Gabriel & Maximilien ❧ And you let her go.

Si la douleur l’avait engourdi, la colère lui avait procuré un étrange sursaut intérieur. Les accusations fétides et morbides de Maximilien étaient parvenues à une chose rare, faire perdre à Gabriel son calme, sa douceur. Elles l’avaient frappé de plein fouet presque avec plus de violence que les coups de son beau-frère, le poussant loin dans des retranchements insoupçonnés, même de lui-même. Gabriel sentait monté en lui un sentiment qu’il ne se connaissait guère, de la colère. Lui qui avait habituellement tant d’empathie pour les autres, si il en avait eu de prime abord pour le frère de sa défunte épouse, elle s’était trouvée enfouie à l’instant où il avait parlé de Moïra. Pourtant ce n’était qu’un début, le libraire allait bientôt le découvrir.

Se sentant encore un peu flottant Gabriel se maintenait assis en s’appuyant contre l’une des hautes étagères de bois qui emplissaient la librairie. Il jeta un dernier coup d’œil à l’arme qui gisait à ses pieds, il n’y avait pas touché et il ne parvenait pas vraiment à déterminer si cela arrangeait ou non l’ancien militaire qui lui faisait face.
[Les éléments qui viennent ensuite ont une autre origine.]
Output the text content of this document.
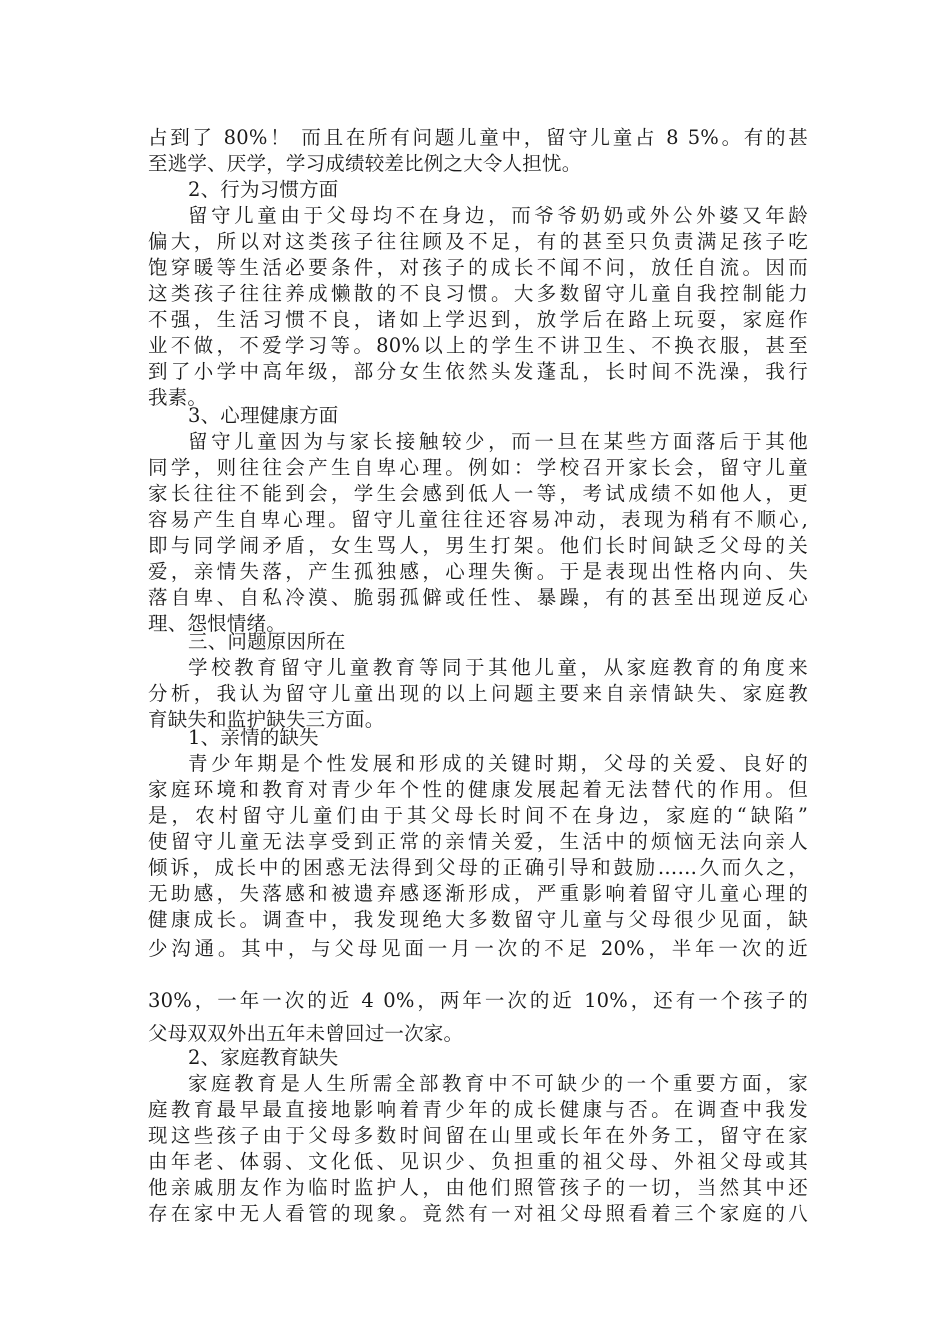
占到了 80%！ 而且在所有问题儿童中，留守儿童占 8 5%。有的甚
至逃学、厌学，学习成绩较差比例之大令人担忧。
2、行为习惯方面
留守儿童由于父母均不在身边，而爷爷奶奶或外公外婆又年龄
偏大，所以对这类孩子往往顾及不足，有的甚至只负责满足孩子吃
饱穿暖等生活必要条件，对孩子的成长不闻不问，放任自流。因而
这类孩子往往养成懒散的不良习惯。大多数留守儿童自我控制能力
不强，生活习惯不良，诸如上学迟到，放学后在路上玩耍，家庭作
业不做，不爱学习等。80%以上的学生不讲卫生、不换衣服，甚至
到了小学中高年级，部分女生依然头发蓬乱，长时间不洗澡，我行
我素。
3、心理健康方面
留守儿童因为与家长接触较少，而一旦在某些方面落后于其他
同学，则往往会产生自卑心理。例如：学校召开家长会，留守儿童
家长往往不能到会，学生会感到低人一等，考试成绩不如他人，更
容易产生自卑心理。留守儿童往往还容易冲动，表现为稍有不顺心,
即与同学闹矛盾，女生骂人，男生打架。他们长时间缺乏父母的关
爱，亲情失落，产生孤独感，心理失衡。于是表现出性格内向、失
落自卑、自私冷漠、脆弱孤僻或任性、暴躁，有的甚至出现逆反心
理、怨恨情绪。
三、问题原因所在
学校教育留守儿童教育等同于其他儿童，从家庭教育的角度来
分析，我认为留守儿童出现的以上问题主要来自亲情缺失、家庭教
育缺失和监护缺失三方面。
1、亲情的缺失
青少年期是个性发展和形成的关键时期，父母的关爱、良好的
家庭环境和教育对青少年个性的健康发展起着无法替代的作用。但
是，农村留守儿童们由于其父母长时间不在身边，家庭的“缺陷”
使留守儿童无法享受到正常的亲情关爱，生活中的烦恼无法向亲人
倾诉，成长中的困惑无法得到父母的正确引导和鼓励……久而久之，
无助感，失落感和被遗弃感逐渐形成，严重影响着留守儿童心理的
健康成长。调查中，我发现绝大多数留守儿童与父母很少见面，缺
少沟通。其中，与父母见面一月一次的不足 20%，半年一次的近
30%，一年一次的近 4 0%，两年一次的近 10%，还有一个孩子的
父母双双外出五年未曾回过一次家。
2、家庭教育缺失
家庭教育是人生所需全部教育中不可缺少的一个重要方面，家
庭教育最早最直接地影响着青少年的成长健康与否。在调查中我发
现这些孩子由于父母多数时间留在山里或长年在外务工，留守在家
由年老、体弱、文化低、见识少、负担重的祖父母、外祖父母或其
他亲戚朋友作为临时监护人，由他们照管孩子的一切，当然其中还
存在家中无人看管的现象。竟然有一对祖父母照看着三个家庭的八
Il ne vit pas non plus que ce dernier fixait étrangement l’alliance qu’il portait toujours, il vit seulement l’ombre massive de la silhouette de Maximilien s’étendre sur lui comme pour mieux le plonger dans les ténèbres alors qu’il s’était levé et lui faisait désormais face. Le libraire serra les dents lorsqu’il sentit sa rotule s’écraser sous le poids de son beau-frère qui semblait ne pas encore avoir apaisé ses envies de vengeance et de cruauté. Gabriel pouvait lire dans ce regard plus froid et dur que la glace toute la haine qui habitait son vis-à-vis, il devinait à quelles extrémités cela pourraient le conduire. Il aurait voulu se dégager, se débattre mais il ne parvenait pas à bouger, ses muscles refusant de lui obéir, comme si ces coups-là, ces blessures-là étaient celles de trop pour un corps déjà par trop meurtri, encore fragilisé par des traumatismes dont il peinait encore à se remettre.

Oui il voulait le voir mort mais pas avant de l’avoir fait suffisamment souffrir pour expier, Gaby en eut la certitude lorsqu’il sentit la main puissante qui se refermait sans peine autour de son cou au point de lui couper le souffle un instant… Et puis plus rien. Retrouvant soudain l’oxygène le libraire se courba en avant, prit d’une violente quinte de toux, réflexe d’un corps qui étouffe. Mais déjà Maximilien avait reporté son attention sur un autre détail. La bague, celle-là même que Moïra avait passé à son doigt faisant du jeune libraire de l’époque son mari. Des années merveilleuses avaient suivi, jusqu’à l’accident, ce maudit accident. Gabriel n’avait jamais pensé à se défaire de cette alliance et il en paya le prix fort. Le craquement sec émis par son doigt brisé lui sembla claquer dans l’air, libérant une douleur si vive que l’irlandais en eut la vue brouillée pendant une seconde. Il laissa un cri s’échapper, incapable de le retenir. Oh oui Max devait jubiler de le voir ainsi, incapable de se défendre, montrant que ses gestes et ses mots pouvaient l’atteindre sans mal. Enveloppant sa main blessée de la seconde, il fit le dos rond sous le coup de la souffrance.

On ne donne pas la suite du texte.